Anyone else? Just to follow up on his question, so is this something that you've made available already or are planning to make available for other users of Fedora so that they could apply this to their image collections?
Yeah, I mean, I think the premise of, you know, if someone's already got images in a Fedora repository, they may have to re-implement the process because of the serialization, you know, they have to incorporate the image server into the serialization of the images.
But so it's kind of, for existing consumers, it may be not so easy to migrate, but I think if you're starting from nothing and you want to have an instant manifest service, this is the way to go because other processes for generating manifests are probably more rigid and not geared
towards linked data. So, I mean, of course, anyone can write a manifest and it's just one off, but this allows you to change variables and manipulate your data in a way that is compatible with the Fedora thinking process which is flexible and extensible.
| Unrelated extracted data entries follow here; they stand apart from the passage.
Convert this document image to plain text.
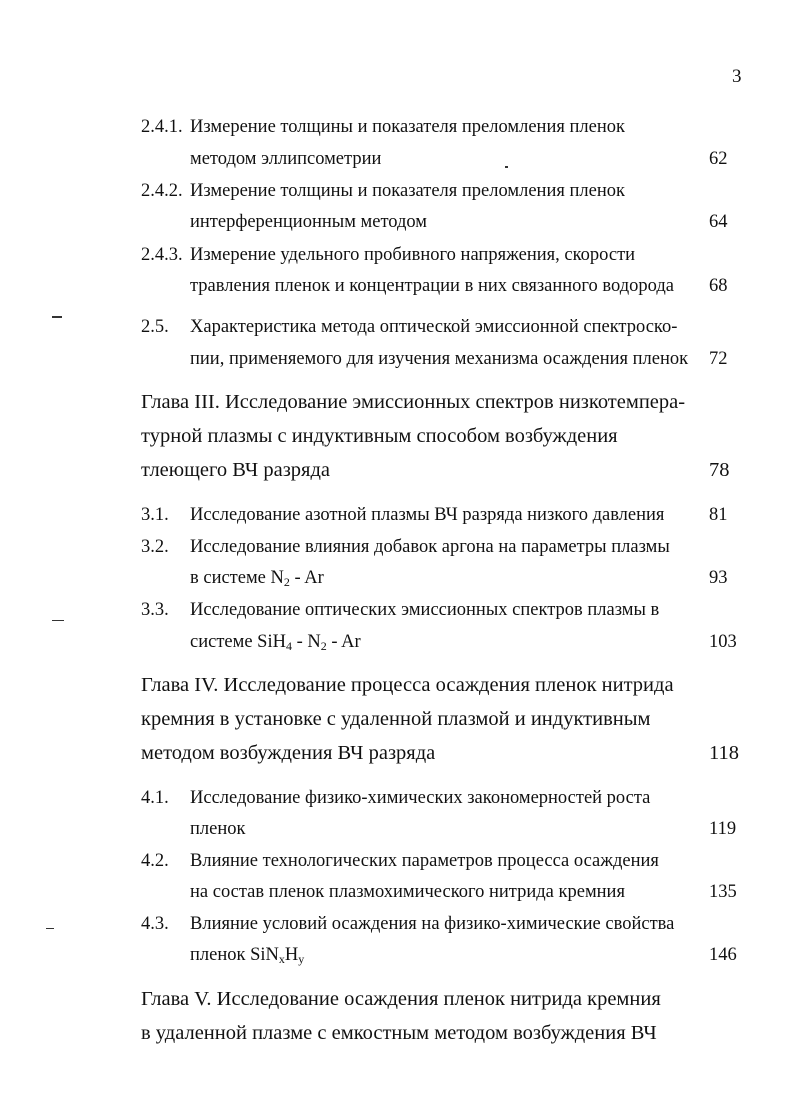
3
2.4.1. Измерение толщины и показателя преломления пленок
методом эллипсометрии	62
2.4.2. Измерение толщины и показателя преломления пленок
интерференционным методом	64
2.4.3. Измерение удельного пробивного напряжения, скорости
травления пленок и концентрации в них связанного водорода 68
2.5. Характеристика метода оптической эмиссионной спектроско-
пии, применяемого для изучения механизма осаждения пленок 72
Глава III. Исследование эмиссионных спектров низкотемпера-
турной плазмы с индуктивным способом возбуждения
тлеющего ВЧ разряда	78
3.1. Исследование азотной плазмы ВЧ разряда низкого давления 81
3.2. Исследование влияния добавок аргона на параметры плазмы
в системе $N_2$ - Ar	93
3.3. Исследование оптических эмиссионных спектров плазмы в
системе $SiH_4 - N_2$ - Ar	103
Глава IV. Исследование процесса осаждения пленок нитрида
кремния в установке с удаленной плазмой и индуктивным
методом возбуждения ВЧ разряда	118
4.1. Исследование физико-химических закономерностей роста
пленок	119
4.2. Влияние технологических параметров процесса осаждения
на состав пленок плазмохимического нитрида кремния	135
4.3. Влияние условий осаждения на физико-химические свойства
пленок $SiN_xH_y$	146
Глава V. Исследование осаждения пленок нитрида кремния
в удаленной плазме с емкостным методом возбуждения ВЧ
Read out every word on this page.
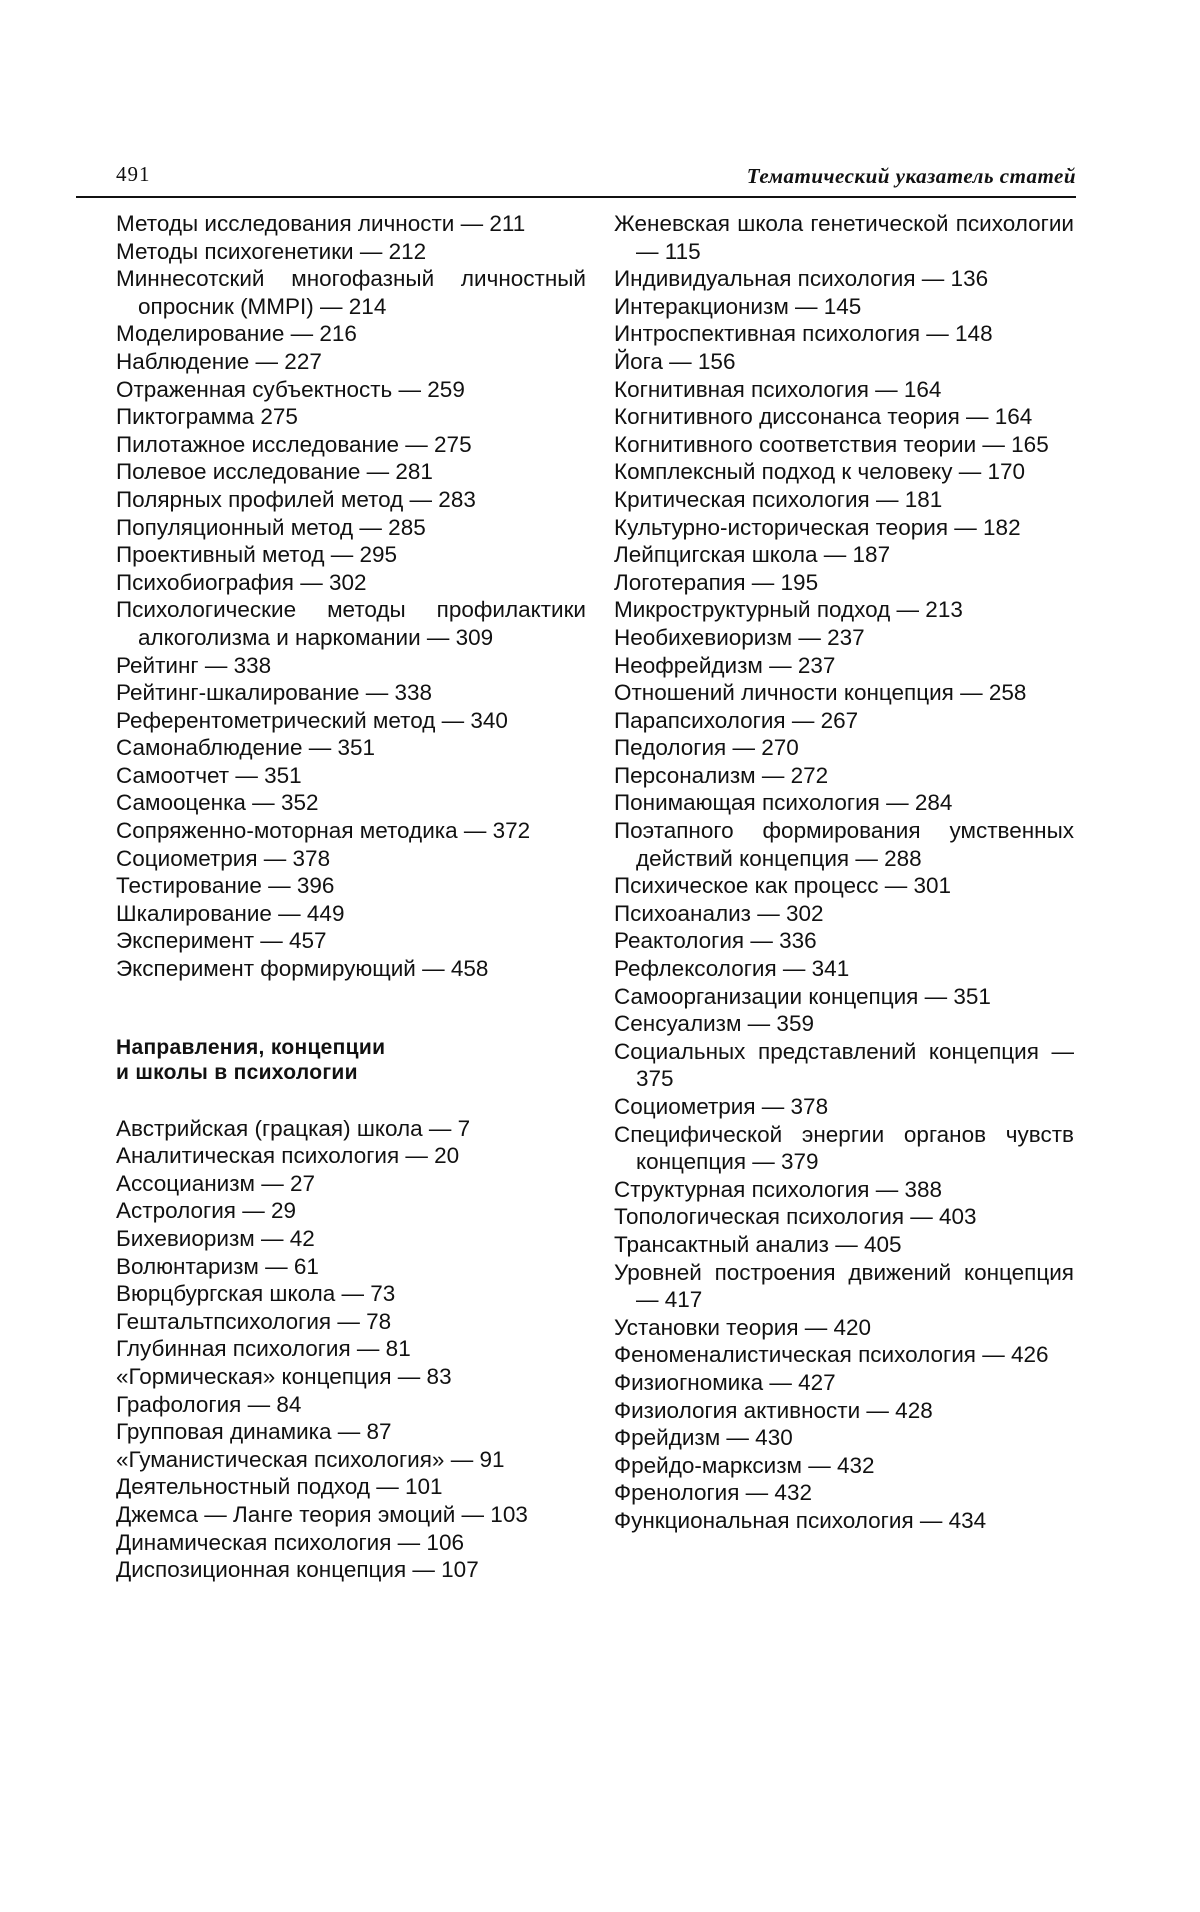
491	Тематический указатель статей
Методы исследования личности — 211
Методы психогенетики — 212
Миннесотский многофазный личностный опросник (MMPI) — 214
Моделирование — 216
Наблюдение — 227
Отраженная субъектность — 259
Пиктограмма 275
Пилотажное исследование — 275
Полевое исследование — 281
Полярных профилей метод — 283
Популяционный метод — 285
Проективный метод — 295
Психобиография — 302
Психологические методы профилактики алкоголизма и наркомании — 309
Рейтинг — 338
Рейтинг-шкалирование — 338
Референтометрический метод — 340
Самонаблюдение — 351
Самоотчет — 351
Самооценка — 352
Сопряженно-моторная методика — 372
Социометрия — 378
Тестирование — 396
Шкалирование — 449
Эксперимент — 457
Эксперимент формирующий — 458
Направления, концепции
и школы в психологии
Австрийская (грацкая) школа — 7
Аналитическая психология — 20
Ассоцианизм — 27
Астрология — 29
Бихевиоризм — 42
Волюнтаризм — 61
Вюрцбургская школа — 73
Гештальтпсихология — 78
Глубинная психология — 81
«Гормическая» концепция — 83
Графология — 84
Групповая динамика — 87
«Гуманистическая психология» — 91
Деятельностный подход — 101
Джемса — Ланге теория эмоций — 103
Динамическая психология — 106
Диспозиционная концепция — 107
Женевская школа генетической психологии — 115
Индивидуальная психология — 136
Интеракционизм — 145
Интроспективная психология — 148
Йога — 156
Когнитивная психология — 164
Когнитивного диссонанса теория — 164
Когнитивного соответствия теории — 165
Комплексный подход к человеку — 170
Критическая психология — 181
Культурно-историческая теория — 182
Лейпцигская школа — 187
Логотерапия — 195
Микроструктурный подход — 213
Необихевиоризм — 237
Неофрейдизм — 237
Отношений личности концепция — 258
Парапсихология — 267
Педология — 270
Персонализм — 272
Понимающая психология — 284
Поэтапного формирования умственных действий концепция — 288
Психическое как процесс — 301
Психоанализ — 302
Реактология — 336
Рефлексология — 341
Самоорганизации концепция — 351
Сенсуализм — 359
Социальных представлений концепция — 375
Социометрия — 378
Специфической энергии органов чувств концепция — 379
Структурная психология — 388
Топологическая психология — 403
Трансактный анализ — 405
Уровней построения движений концепция — 417
Установки теория — 420
Феноменалистическая психология — 426
Физиогномика — 427
Физиология активности — 428
Фрейдизм — 430
Фрейдо-марксизм — 432
Френология — 432
Функциональная психология — 434
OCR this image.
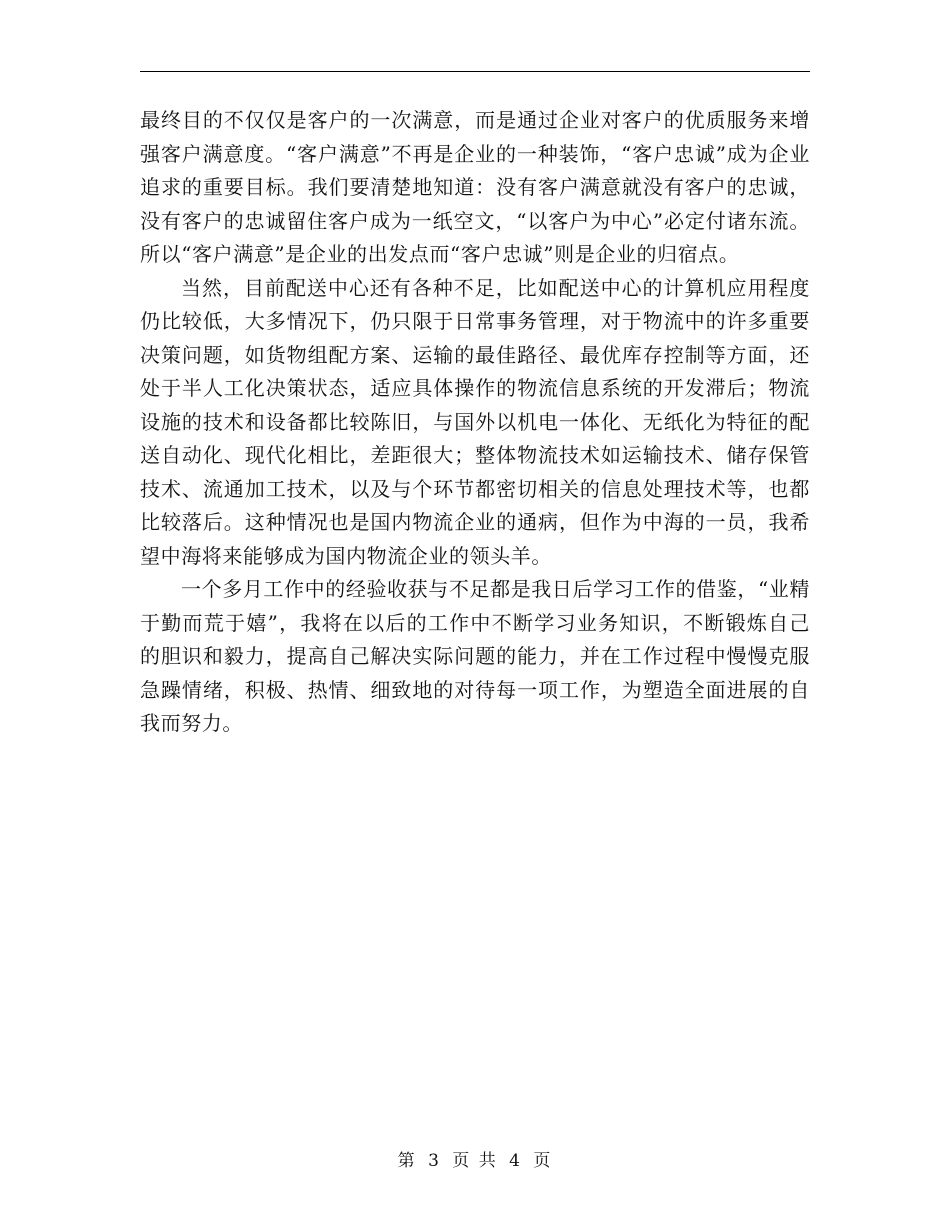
最终目的不仅仅是客户的一次满意，而是通过企业对客户的优质服务来增强客户满意度。“客户满意”不再是企业的一种装饰，“客户忠诚”成为企业追求的重要目标。我们要清楚地知道：没有客户满意就没有客户的忠诚，没有客户的忠诚留住客户成为一纸空文，“以客户为中心”必定付诸东流。所以“客户满意”是企业的出发点而“客户忠诚”则是企业的归宿点。

当然，目前配送中心还有各种不足，比如配送中心的计算机应用程度仍比较低，大多情况下，仍只限于日常事务管理，对于物流中的许多重要决策问题，如货物组配方案、运输的最佳路径、最优库存控制等方面，还处于半人工化决策状态，适应具体操作的物流信息系统的开发滞后；物流设施的技术和设备都比较陈旧，与国外以机电一体化、无纸化为特征的配送自动化、现代化相比，差距很大；整体物流技术如运输技术、储存保管技术、流通加工技术，以及与个环节都密切相关的信息处理技术等，也都比较落后。这种情况也是国内物流企业的通病，但作为中海的一员，我希望中海将来能够成为国内物流企业的领头羊。

一个多月工作中的经验收获与不足都是我日后学习工作的借鉴，“业精于勤而荒于嬉”，我将在以后的工作中不断学习业务知识，不断锻炼自己的胆识和毅力，提高自己解决实际问题的能力，并在工作过程中慢慢克服急躁情绪，积极、热情、细致地的对待每一项工作，为塑造全面进展的自我而努力。

第 3 页 共 4 页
So, yeah. Okay. If there are no further questions then we will thank the speaker. And it turns out we finished a little bit early
which is good because then we have more time to mingle during the coffee break. So, the coffee break will start after I give up the microphone and we will continue at 20 minutes to four. So, please be early because we will have the lightning talks after the coffee
and, I mean, if somebody loses one minute from a normal presentation that's not so bad, but if somebody loses one minute from a lightning talk then that's worse. So, please be early. Okay, let's go for coffee.